Normalerweise lässt sich die Polizei ungern bei ihrer Arbeit zusehen. Diesmal kann sie es nicht verhindern, der Tatort liegt auf einer der wichtigsten Zufahrtsstraßen zur Pressather Ortsmitte, ganz nahe am Zentrum. Dort, in der Bachstraße, lag am Samstagmorgen eine schwerverletzte junge Frau. Die Polizeibeamten haben die gesamte Straße auf einer Länge von rund 30 Metern gesperrt. Uniformierte Beamte aus Weiden, Eschenbach und Kemnath schirmen die unmittelbare Umgebung des Tatorts ab, damit die Spezialisten der Kriminalpolizei Weiden die Spuren sichern können.

Hilfeschreie

Gegen 3.45 Uhr hatten Anwohner Hilferufe gehört und Alarm bei der Einsatzzentrale der Polizei in Regensburg ausgelöst. Die 25-Jährige lag auf dem Gehweg direkt vor dem Haus, in dem sie im ersten Stock alleine in einer Wohnung lebt. Die Ärzte im Weidener Klinikum stellten schwere Verletzungen an Kopf und Brust fest. Die Frau schwebt in akuter Lebensgefahr. Zur weiteren Behandlung wurde sie nach Regensburg verlegt. Ob der Fundort auch der Tatort ist, wollte die Polizei am Samstagmorgen noch nicht bestätigten.
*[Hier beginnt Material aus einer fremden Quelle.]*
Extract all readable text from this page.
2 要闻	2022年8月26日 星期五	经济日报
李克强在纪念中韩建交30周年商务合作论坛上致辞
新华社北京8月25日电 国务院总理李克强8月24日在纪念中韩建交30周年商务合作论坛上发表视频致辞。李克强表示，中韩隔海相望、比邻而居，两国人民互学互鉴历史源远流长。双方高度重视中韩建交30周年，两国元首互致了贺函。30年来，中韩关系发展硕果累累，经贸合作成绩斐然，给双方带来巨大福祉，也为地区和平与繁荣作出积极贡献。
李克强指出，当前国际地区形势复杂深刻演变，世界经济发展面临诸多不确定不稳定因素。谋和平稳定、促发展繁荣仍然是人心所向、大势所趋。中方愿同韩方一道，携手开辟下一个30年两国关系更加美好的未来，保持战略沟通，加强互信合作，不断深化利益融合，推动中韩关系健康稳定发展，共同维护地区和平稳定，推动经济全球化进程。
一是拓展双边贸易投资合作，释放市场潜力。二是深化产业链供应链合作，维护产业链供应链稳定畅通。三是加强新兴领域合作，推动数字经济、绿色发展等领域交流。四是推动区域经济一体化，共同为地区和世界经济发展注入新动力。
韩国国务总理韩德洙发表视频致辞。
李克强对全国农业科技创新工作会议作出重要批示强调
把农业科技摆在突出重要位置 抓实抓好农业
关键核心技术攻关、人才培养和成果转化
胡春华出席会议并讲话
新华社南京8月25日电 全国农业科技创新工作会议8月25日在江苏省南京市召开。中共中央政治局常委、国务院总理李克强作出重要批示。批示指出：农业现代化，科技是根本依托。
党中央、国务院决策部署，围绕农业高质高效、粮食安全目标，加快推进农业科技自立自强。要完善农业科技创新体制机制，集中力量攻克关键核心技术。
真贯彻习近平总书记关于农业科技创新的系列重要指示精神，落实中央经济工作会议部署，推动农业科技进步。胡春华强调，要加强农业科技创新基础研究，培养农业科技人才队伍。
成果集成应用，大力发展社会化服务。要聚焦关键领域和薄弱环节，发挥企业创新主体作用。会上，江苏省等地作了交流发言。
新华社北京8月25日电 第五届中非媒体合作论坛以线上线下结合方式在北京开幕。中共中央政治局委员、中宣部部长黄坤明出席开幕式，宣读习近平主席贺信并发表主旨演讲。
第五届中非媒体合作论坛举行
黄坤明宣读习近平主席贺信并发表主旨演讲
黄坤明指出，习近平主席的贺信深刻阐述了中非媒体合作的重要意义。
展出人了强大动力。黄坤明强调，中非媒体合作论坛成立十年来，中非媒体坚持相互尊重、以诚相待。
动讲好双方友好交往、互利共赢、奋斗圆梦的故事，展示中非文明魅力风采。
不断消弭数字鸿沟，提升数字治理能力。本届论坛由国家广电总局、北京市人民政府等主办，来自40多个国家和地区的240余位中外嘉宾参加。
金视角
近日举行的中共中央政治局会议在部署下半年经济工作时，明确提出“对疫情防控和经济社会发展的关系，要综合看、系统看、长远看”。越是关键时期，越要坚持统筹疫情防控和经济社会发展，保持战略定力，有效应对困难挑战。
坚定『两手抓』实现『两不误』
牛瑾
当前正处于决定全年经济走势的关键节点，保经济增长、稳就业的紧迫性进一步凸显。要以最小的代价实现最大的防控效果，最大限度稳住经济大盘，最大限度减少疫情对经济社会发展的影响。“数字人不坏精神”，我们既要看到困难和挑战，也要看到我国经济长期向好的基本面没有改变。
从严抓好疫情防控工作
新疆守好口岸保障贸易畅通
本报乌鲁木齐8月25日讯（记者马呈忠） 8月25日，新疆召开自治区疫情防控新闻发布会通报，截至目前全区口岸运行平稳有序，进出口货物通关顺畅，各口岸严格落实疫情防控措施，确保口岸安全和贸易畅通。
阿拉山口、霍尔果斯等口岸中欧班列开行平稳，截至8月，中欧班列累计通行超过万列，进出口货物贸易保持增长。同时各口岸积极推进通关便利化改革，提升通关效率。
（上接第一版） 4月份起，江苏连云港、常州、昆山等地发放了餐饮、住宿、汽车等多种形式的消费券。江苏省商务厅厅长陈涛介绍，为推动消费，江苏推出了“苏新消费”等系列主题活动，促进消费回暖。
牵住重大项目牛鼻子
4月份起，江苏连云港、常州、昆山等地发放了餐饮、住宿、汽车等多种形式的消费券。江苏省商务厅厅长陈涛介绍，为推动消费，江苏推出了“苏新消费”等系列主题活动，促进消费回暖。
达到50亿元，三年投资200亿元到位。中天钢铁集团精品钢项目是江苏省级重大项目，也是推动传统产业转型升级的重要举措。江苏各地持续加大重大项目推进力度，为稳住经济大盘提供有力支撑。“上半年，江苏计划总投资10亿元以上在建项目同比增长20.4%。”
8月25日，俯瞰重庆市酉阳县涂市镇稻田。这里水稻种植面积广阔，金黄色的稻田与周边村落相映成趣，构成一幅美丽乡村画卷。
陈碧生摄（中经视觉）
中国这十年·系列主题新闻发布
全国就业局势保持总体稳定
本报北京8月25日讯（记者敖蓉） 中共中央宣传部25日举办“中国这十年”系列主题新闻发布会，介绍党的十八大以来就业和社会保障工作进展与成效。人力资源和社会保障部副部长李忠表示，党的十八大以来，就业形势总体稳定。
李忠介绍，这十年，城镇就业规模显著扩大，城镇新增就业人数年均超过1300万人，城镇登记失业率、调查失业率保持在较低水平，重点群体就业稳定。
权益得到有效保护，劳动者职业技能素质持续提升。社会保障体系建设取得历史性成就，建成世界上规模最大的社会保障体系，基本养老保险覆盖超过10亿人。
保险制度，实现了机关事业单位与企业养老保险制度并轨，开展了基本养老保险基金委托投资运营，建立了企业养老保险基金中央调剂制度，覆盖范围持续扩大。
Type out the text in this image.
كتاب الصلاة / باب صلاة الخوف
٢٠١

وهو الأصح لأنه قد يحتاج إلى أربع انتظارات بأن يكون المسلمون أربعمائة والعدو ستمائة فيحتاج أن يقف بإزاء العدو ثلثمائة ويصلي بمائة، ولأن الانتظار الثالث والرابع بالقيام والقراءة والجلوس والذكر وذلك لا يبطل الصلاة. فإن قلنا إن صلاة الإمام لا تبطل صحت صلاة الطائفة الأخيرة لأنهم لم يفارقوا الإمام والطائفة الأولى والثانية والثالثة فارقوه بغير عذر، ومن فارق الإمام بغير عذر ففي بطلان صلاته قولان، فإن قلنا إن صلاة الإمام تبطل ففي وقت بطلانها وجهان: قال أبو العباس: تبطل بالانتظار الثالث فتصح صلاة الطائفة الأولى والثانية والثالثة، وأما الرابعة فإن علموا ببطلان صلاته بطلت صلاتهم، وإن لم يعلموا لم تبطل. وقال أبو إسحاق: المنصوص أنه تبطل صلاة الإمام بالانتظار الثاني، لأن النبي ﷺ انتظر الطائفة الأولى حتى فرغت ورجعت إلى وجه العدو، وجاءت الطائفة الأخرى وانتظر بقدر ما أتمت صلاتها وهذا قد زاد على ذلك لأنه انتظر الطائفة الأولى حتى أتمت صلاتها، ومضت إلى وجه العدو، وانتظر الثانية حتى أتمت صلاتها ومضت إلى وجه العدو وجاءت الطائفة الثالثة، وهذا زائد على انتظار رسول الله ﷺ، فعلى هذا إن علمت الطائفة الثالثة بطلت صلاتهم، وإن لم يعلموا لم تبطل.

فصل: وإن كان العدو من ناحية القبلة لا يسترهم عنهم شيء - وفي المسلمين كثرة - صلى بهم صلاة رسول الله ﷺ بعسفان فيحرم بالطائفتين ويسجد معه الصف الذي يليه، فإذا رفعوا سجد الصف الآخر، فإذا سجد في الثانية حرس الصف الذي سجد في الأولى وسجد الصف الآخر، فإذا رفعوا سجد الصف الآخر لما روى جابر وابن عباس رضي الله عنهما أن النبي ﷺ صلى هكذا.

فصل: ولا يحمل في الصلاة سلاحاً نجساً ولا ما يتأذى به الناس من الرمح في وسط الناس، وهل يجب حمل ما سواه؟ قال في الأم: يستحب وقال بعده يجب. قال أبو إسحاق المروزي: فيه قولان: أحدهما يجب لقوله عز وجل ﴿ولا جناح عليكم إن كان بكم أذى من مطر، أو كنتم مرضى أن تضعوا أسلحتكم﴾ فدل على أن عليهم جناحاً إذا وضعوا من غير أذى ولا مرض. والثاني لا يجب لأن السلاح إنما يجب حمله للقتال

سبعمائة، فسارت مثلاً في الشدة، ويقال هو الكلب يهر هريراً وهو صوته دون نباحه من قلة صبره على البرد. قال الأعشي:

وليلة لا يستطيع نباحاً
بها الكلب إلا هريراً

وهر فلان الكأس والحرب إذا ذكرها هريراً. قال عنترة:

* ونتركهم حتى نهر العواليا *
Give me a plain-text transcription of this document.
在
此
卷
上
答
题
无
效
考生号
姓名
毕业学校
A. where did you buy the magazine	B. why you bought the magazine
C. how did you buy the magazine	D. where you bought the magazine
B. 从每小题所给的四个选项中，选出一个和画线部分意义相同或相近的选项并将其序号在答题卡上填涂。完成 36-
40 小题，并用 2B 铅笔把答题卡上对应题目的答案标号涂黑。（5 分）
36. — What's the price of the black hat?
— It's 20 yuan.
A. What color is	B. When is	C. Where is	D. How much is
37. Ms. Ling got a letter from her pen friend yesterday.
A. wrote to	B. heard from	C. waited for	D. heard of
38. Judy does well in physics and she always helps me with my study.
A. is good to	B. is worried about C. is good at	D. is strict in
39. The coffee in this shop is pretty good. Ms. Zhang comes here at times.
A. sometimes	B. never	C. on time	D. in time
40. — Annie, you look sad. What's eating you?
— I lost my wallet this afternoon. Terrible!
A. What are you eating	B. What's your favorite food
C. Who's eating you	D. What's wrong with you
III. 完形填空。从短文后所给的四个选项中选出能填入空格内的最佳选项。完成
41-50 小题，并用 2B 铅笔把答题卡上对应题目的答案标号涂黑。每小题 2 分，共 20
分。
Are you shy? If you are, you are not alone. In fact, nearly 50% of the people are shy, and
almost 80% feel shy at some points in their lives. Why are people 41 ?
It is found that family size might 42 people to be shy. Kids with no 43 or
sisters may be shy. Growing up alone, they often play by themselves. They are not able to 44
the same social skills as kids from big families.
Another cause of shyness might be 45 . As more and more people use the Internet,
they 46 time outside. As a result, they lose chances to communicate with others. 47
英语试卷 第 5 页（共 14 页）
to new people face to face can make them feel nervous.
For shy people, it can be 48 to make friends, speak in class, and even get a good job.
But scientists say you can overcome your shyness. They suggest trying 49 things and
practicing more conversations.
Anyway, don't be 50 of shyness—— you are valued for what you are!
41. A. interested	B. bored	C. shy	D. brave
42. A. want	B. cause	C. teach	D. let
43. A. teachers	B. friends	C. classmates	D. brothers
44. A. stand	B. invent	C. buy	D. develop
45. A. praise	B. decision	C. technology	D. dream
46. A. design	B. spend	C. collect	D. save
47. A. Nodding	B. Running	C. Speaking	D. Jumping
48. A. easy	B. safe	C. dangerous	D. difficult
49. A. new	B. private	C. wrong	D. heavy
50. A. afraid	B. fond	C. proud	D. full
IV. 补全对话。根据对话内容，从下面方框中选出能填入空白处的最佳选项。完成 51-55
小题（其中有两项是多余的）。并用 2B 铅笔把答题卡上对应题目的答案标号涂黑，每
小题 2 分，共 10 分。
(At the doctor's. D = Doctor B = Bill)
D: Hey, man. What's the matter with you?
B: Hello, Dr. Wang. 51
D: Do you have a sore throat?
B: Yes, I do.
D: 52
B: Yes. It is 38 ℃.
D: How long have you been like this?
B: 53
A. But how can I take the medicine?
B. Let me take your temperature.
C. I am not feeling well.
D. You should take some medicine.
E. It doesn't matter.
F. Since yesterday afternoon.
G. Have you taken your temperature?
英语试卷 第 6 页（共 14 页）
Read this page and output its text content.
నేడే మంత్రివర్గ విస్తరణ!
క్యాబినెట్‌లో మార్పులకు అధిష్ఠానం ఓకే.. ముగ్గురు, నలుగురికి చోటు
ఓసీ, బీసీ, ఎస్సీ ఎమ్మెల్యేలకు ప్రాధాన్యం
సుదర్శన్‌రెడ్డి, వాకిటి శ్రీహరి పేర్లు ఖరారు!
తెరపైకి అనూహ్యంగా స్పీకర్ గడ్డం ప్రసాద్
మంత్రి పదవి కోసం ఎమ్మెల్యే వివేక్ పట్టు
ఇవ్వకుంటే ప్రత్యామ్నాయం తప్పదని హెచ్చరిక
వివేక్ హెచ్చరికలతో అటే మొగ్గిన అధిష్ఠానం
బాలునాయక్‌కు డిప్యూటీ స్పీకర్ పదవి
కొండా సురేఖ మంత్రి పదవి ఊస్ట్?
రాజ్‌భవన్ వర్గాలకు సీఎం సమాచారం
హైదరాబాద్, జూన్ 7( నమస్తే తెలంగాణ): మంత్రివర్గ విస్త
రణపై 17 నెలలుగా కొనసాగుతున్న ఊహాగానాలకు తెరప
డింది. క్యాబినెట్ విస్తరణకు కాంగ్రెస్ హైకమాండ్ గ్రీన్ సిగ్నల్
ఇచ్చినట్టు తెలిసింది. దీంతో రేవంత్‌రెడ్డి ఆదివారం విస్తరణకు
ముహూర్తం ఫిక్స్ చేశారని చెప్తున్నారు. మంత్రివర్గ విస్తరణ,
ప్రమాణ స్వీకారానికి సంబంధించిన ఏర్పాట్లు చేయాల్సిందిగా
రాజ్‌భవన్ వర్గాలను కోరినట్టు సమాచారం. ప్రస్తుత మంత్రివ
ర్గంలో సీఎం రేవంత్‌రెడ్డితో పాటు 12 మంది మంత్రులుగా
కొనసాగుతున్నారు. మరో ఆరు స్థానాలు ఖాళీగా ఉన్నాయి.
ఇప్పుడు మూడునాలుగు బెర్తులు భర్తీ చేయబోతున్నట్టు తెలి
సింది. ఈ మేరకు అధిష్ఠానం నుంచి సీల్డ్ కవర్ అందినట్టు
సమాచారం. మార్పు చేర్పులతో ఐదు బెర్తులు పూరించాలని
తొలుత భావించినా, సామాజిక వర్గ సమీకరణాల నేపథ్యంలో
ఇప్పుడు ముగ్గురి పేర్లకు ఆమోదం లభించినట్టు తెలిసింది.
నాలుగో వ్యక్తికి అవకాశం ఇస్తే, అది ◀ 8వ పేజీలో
Laut Polizeisprecher Werner Stopfer kann sich der Angriff auch im Haus oder in der näheren Umgebung ereignet haben.

Massive Gewalteinwirkung

„Es gab massive Gewalteinwirkung gegen den Kopf“, erklärt Werner Stopfer. Die Polizei schließe laut des stellvertretenden Leiters der Polizeiinspektion Eschenbach deshalb eine versuchte Tötung nicht aus. Ansonsten gebe es keine gesicherten Erkenntnisse. Die Frau sei nicht vernehmungsfähig. Alles sei möglich, etwa eine Beziehungstat, die Frau könne aber auch einfach zum „falschen Zeitpunkt am falschen Ort“ gewesen sein. „Wir ermitteln in alle Richtungen.“

Auch die Nachbarn wissen wenig über die Frau. Laut Stopfer wohne sie erst seit kurzer Zeit in Pressath. Im angrenzenden Buchladen gibt es nur ein Kopfschütteln, nein, man kenne die Frau nicht, ebenso reagieren Passanten auf der Straße oder im Schmuckgeschäft nebenan. Letzteres könnte dennoch wichtige Hilfe zur Aufklärung des Vorfalls liefern. Der Besitzer überwacht den Eingang des Geschäfts mit einer Kamera. Die Polizeibeamten hoffen, dass sie auf den Aufzeichnungen Hinweise zur Lösung des Falls finden. Hinweise, die zur weiteren Aufklärung führen können, werden an die Kriminalpolizei Weiden unter der Rufnummer 0961 / 4010 erbeten.